Take Tees Valley. Ben Houchen comfortably won a third term in office, and a majority in every borough. But the only borough in the Tees Valley to have local elections this year, Hartlepool, followed the national trend, with large losses for the Conservatives and Labour gaining control of the council.
Similar patterns played out in the West Midlands, where Andy Street won 49 per cent of Dudley’s mayoral vote even as the local authority slipped out of Conservative control. These mayors outperformed the Conservative’s national trend because voters saw them as local leaders who had delivered for their place.
The importance of the local explains why the new mayoral areas without incumbents (North Yorkshire and East Midlands) saw upset Labour victories shaped by the national debate, and why perceptions that Sadiq Khan’s mayoralty has struggled led to a tighter contest than the national polls suggested.
The source of the apparent paradox is that while the mayors were at the front of the local election coverage, the local aspect that saw them elected was not.
Though the mayors earn strong personal votes on their practical record on securing investment and new jobs, the national debate immediately translated their performance into the abstract divides of Westminster. Debates about whether the mayors are in a “moderate” faction or otherwise misses the point; they are factional for their place.
Nevertheless, the initial logic of the Conservative’s mayoral devolution agenda is playing out as expected. The mayors care about local growth, voters recognise this, and national growth should therefore improve as they gain responsibilities and powers from Whitehall and from councils. This argument is why both the Conservatives and Labour currently agree that mayoral devolution should go further in the next Parliament.

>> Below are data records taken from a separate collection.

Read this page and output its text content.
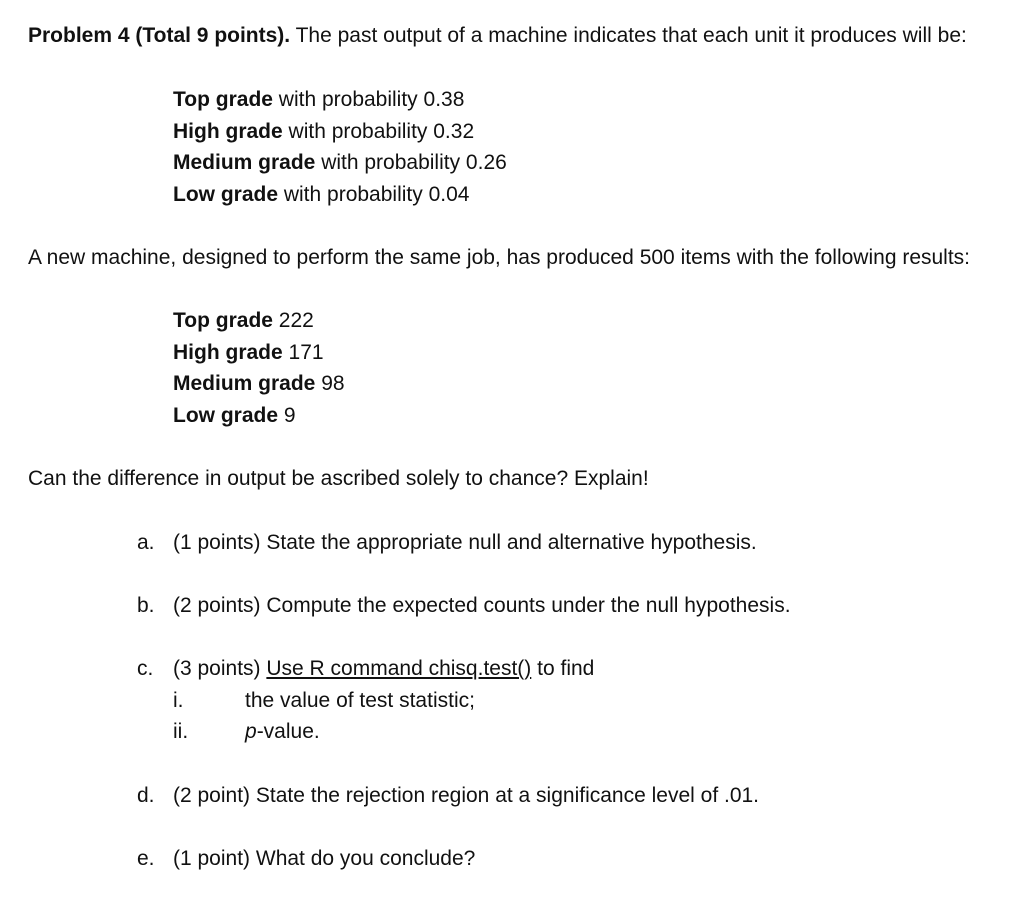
Problem 4 (Total 9 points). The past output of a machine indicates that each unit it produces will be:
Top grade with probability 0.38
High grade with probability 0.32
Medium grade with probability 0.26
Low grade with probability 0.04
A new machine, designed to perform the same job, has produced 500 items with the following results:
Top grade 222
High grade 171
Medium grade 98
Low grade 9
Can the difference in output be ascribed solely to chance? Explain!
a. (1 points) State the appropriate null and alternative hypothesis.
b. (2 points) Compute the expected counts under the null hypothesis.
c. (3 points) Use R command chisq.test() to find
i.	the value of test statistic;
ii.	p-value.
d. (2 point) State the rejection region at a significance level of .01.
e. (1 point) What do you conclude?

Yet whether that cross-party consensus can withstand ten Labour metro mayors (plus the Mayor of London) and one Conservative metro mayor is for now an open question.

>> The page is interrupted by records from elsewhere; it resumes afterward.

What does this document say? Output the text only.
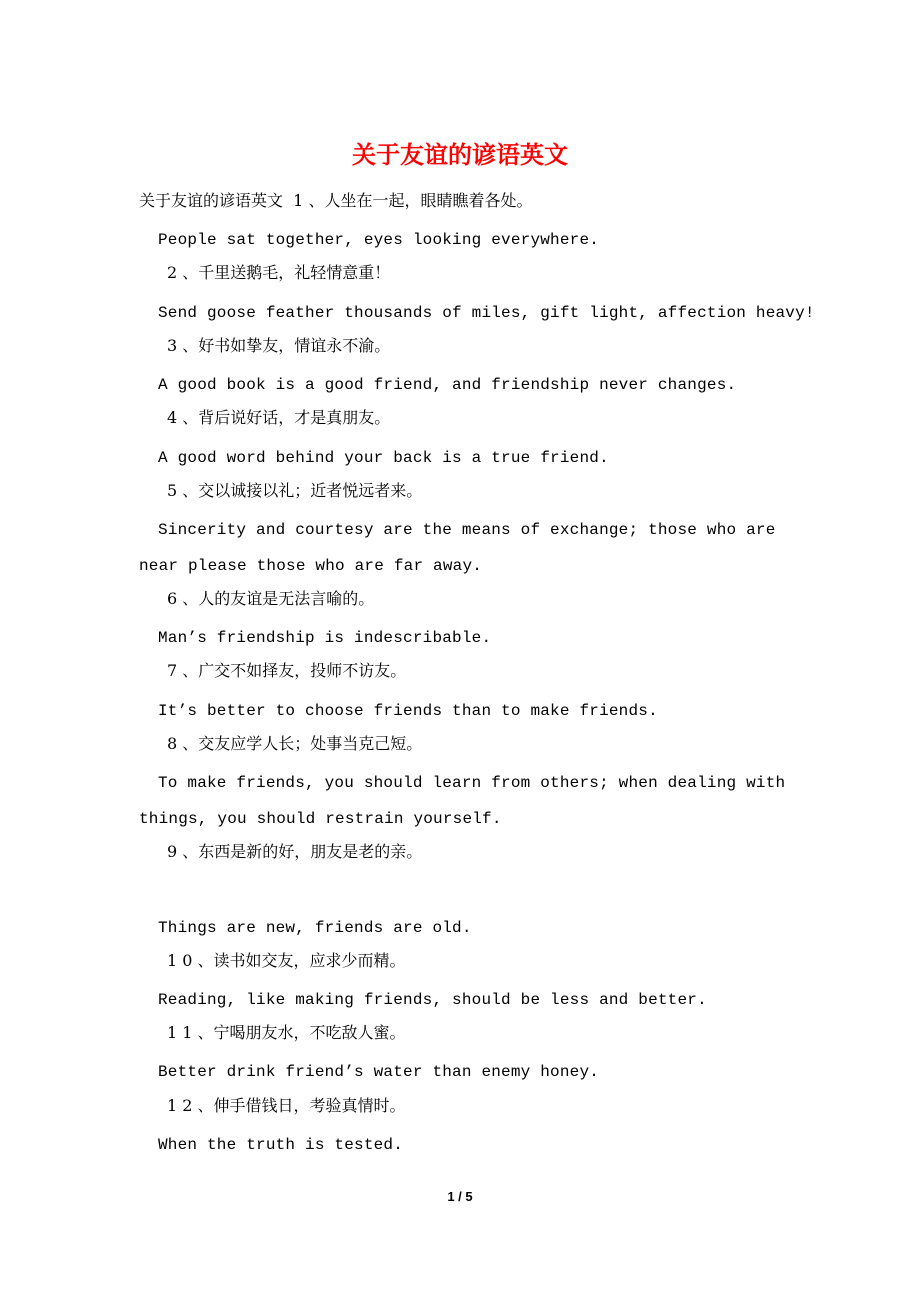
关于友谊的谚语英文
关于友谊的谚语英文  1 、人坐在一起，眼睛瞧着各处。
People sat together, eyes looking everywhere.
2 、千里送鹅毛，礼轻情意重！
Send goose feather thousands of miles, gift light, affection heavy!
3 、好书如挚友，情谊永不渝。
A good book is a good friend, and friendship never changes.
4 、背后说好话，才是真朋友。
A good word behind your back is a true friend.
5 、交以诚接以礼；近者悦远者来。
Sincerity and courtesy are the means of exchange; those who are
near please those who are far away.
6 、人的友谊是无法言喻的。
Man’s friendship is indescribable.
7 、广交不如择友，投师不访友。
It’s better to choose friends than to make friends.
8 、交友应学人长；处事当克己短。
To make friends, you should learn from others; when dealing with
things, you should restrain yourself.
9 、东西是新的好，朋友是老的亲。
Things are new, friends are old.
1 0 、读书如交友，应求少而精。
Reading, like making friends, should be less and better.
1 1 、宁喝朋友水，不吃敌人蜜。
Better drink friend’s water than enemy honey.
1 2 、伸手借钱日，考验真情时。
When the truth is tested.
1 / 5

In part, this is a problem of the Conservatives’ own making. Resistance to devolution deals among councillors in the shires (despite their popularity with voters) now means that mayoral powers and funding are concentrated in the more Labour-inclined half of England. Forthcoming mayors next year in East Yorkshire and Lincolnshire are likely to be happier hunting grounds for Conservatives.
But to sustain this cross-party support, the structures surrounding the mayors need to change. They need to be held accountable at the local level to further develop their local roles distinct from national political trends. This requires enhanced scrutiny arrangements and stronger electoral mandates.

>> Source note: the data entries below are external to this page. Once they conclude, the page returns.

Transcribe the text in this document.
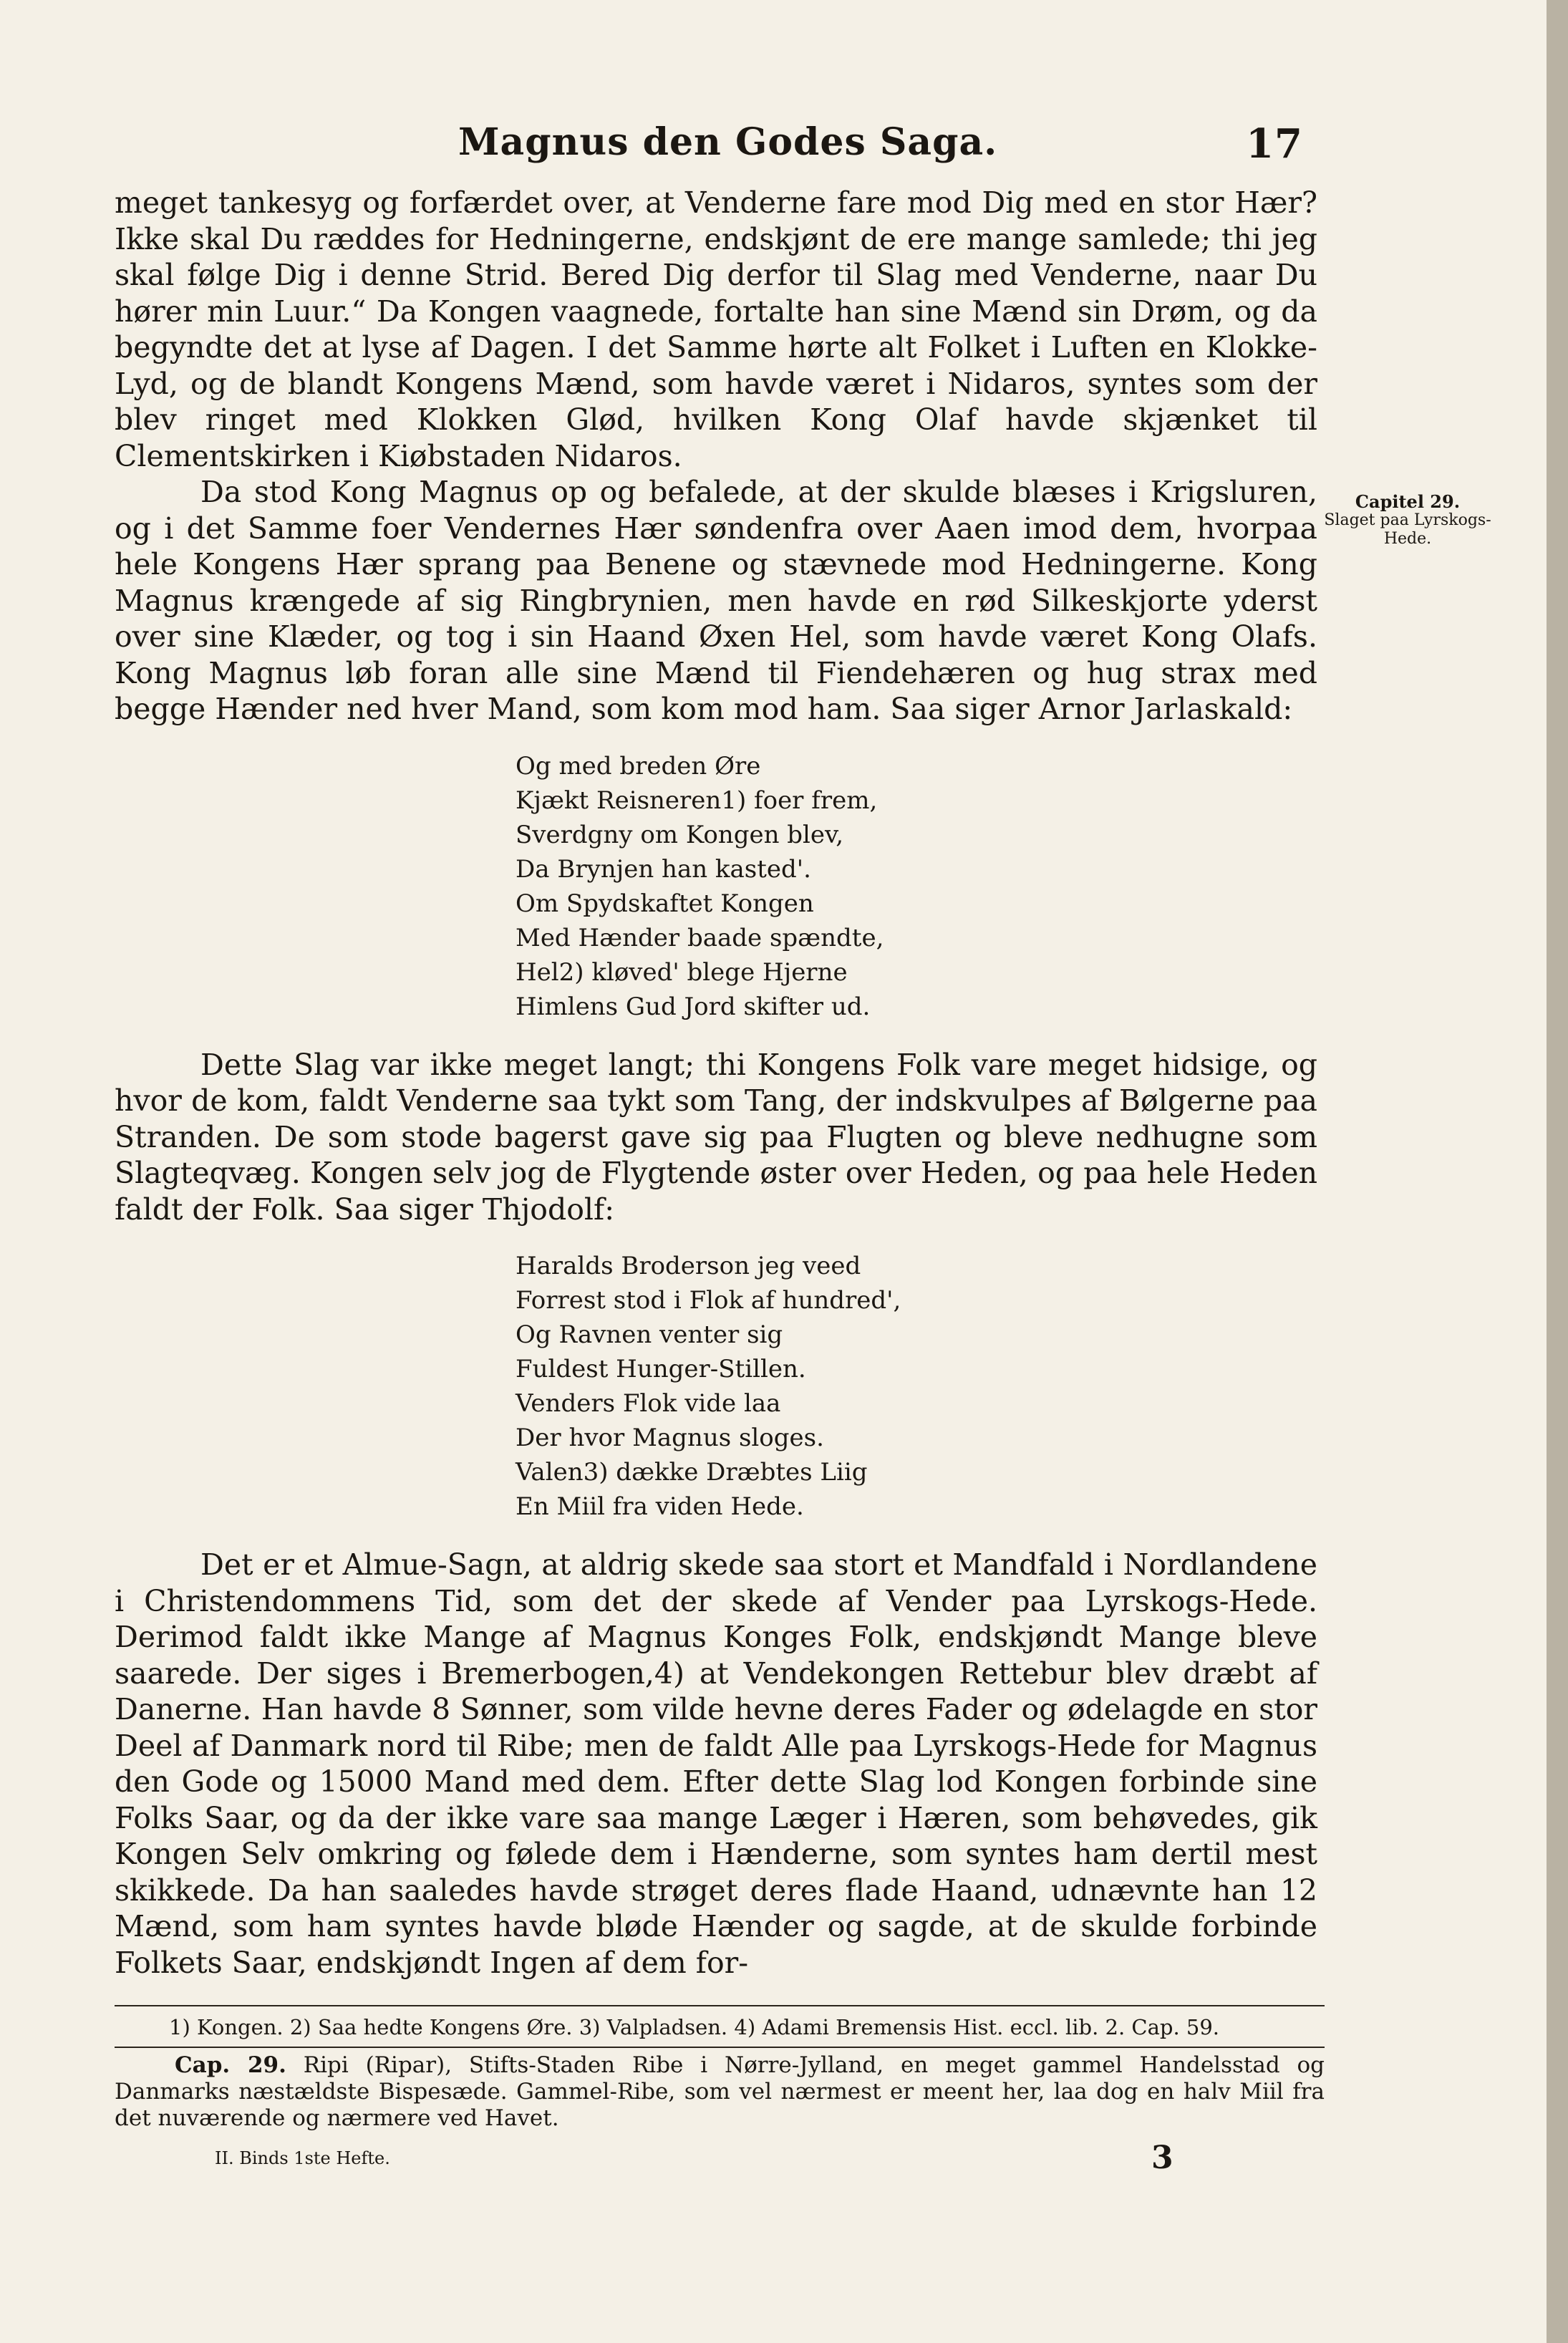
Magnus den Godes Saga.	17

meget tankesyg og forfærdet over, at Venderne fare mod Dig med en stor Hær? Ikke skal Du ræddes for Hedningerne, endskjønt de ere mange samlede; thi jeg skal følge Dig i denne Strid. Bered Dig derfor til Slag med Venderne, naar Du hører min Luur.“ Da Kongen vaagnede, fortalte han sine Mænd sin Drøm, og da begyndte det at lyse af Dagen. I det Samme hørte alt Folket i Luften en Klokke-Lyd, og de blandt Kongens Mænd, som havde været i Nidaros, syntes som der blev ringet med Klokken Glød, hvilken Kong Olaf havde skjænket til Clementskirken i Kiøbstaden Nidaros.

Da stod Kong Magnus op og befalede, at der skulde blæses i Krigsluren, og i det Samme foer Vendernes Hær søndenfra over Aaen imod dem, hvorpaa hele Kongens Hær sprang paa Benene og stævnede mod Hedningerne. Kong Magnus krængede af sig Ringbrynien, men havde en rød Silkeskjorte yderst over sine Klæder, og tog i sin Haand Øxen Hel, som havde været Kong Olafs. Kong Magnus løb foran alle sine Mænd til Fiendehæren og hug strax med begge Hænder ned hver Mand, som kom mod ham. Saa siger Arnor Jarlaskald:

Og med breden Øre
Kjækt Reisneren1) foer frem,
Sverdgny om Kongen blev,
Da Brynjen han kasted'.
Om Spydskaftet Kongen
Med Hænder baade spændte,
Hel2) kløved' blege Hjerne
Himlens Gud Jord skifter ud.

Dette Slag var ikke meget langt; thi Kongens Folk vare meget hidsige, og hvor de kom, faldt Venderne saa tykt som Tang, der indskvulpes af Bølgerne paa Stranden. De som stode bagerst gave sig paa Flugten og bleve nedhugne som Slagteqvæg. Kongen selv jog de Flygtende øster over Heden, og paa hele Heden faldt der Folk. Saa siger Thjodolf:

Haralds Broderson jeg veed
Forrest stod i Flok af hundred',
Og Ravnen venter sig
Fuldest Hunger-Stillen.
Venders Flok vide laa
Der hvor Magnus sloges.
Valen3) dække Dræbtes Liig
En Miil fra viden Hede.

Det er et Almue-Sagn, at aldrig skede saa stort et Mandfald i Nordlandene i Christendommens Tid, som det der skede af Vender paa Lyrskogs-Hede. Derimod faldt ikke Mange af Magnus Konges Folk, endskjøndt Mange bleve saarede. Der siges i Bremerbogen,4) at Vendekongen Rettebur blev dræbt af Danerne. Han havde 8 Sønner, som vilde hevne deres Fader og ødelagde en stor Deel af Danmark nord til Ribe; men de faldt Alle paa Lyrskogs-Hede for Magnus den Gode og 15000 Mand med dem. Efter dette Slag lod Kongen forbinde sine Folks Saar, og da der ikke vare saa mange Læger i Hæren, som behøvedes, gik Kongen Selv omkring og følede dem i Hænderne, som syntes ham dertil mest skikkede. Da han saaledes havde strøget deres flade Haand, udnævnte han 12 Mænd, som ham syntes havde bløde Hænder og sagde, at de skulde forbinde Folkets Saar, endskjøndt Ingen af dem for-

Capitel 29.
Slaget paa Lyrskogs-Hede.
1) Kongen. 2) Saa hedte Kongens Øre. 3) Valpladsen. 4) Adami Bremensis Hist. eccl. lib. 2. Cap. 59.
Cap. 29. Ripi (Ripar), Stifts-Staden Ribe i Nørre-Jylland, en meget gammel Handelsstad og Danmarks næstældste Bispesæde. Gammel-Ribe, som vel nærmest er meent her, laa dog en halv Miil fra det nuværende og nærmere ved Havet.
II. Binds 1ste Hefte.	3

At present, mayors are scrutinised by a Brussels-style committee of local authority leaders. In places particularly safe for one party, this runs the risk of mayors marking their own homework; in areas where the mayor and leaders are from different parties it risks rambunctious political squabbles, as with those that have occurred in the West of England (Bristol) and the West Midlands this year.
A shift towards directly elected representatives to do the scrutinising, similar to the London Assembly, would guarantee all the major parties can hold their mayors to account from a local perspective.
Greater legitimacy can only come from stronger role for the local ballot box in shaping local politics. Yet despite the enhanced level of media interest, most mayoral contests saw lower turnout than that of the 2021 elections.
This seems to have been a national phenomenon that the mayors mitigated, with nearly all Police Crime Commissioners (PCCs) elections seeing similar or larger drops in turnout. However, the increasingly scrambled local election calendar, with mayoral and borough elections run in separate years cannot be helping local voter interest.
A reorganisation of the local election calendar to create a ‘Super Thursday’, with all council elections ran all-out and synchronized with their mayoral elections, would tidy up the local election calendar significantly, reduce the pressure on campaigners, and give voters greater ability to judge mayors and councils for what they’ve done locally rather than national political trends, boosting awareness and turnout.
Overall, there are two big lessons from the recent elections. The first is that the Conservative’s mayoral devolution agenda is succeeding. Politics and power are being transferred out of Westminster to the mayors, and voters are paying attention.
The second is that the next major round of mayoral elections in 2028 will be an important test for both the Conservatives and Labour. Every mayoralty will be all to play for – if the parties choose strong candidates, and focus on local delivery.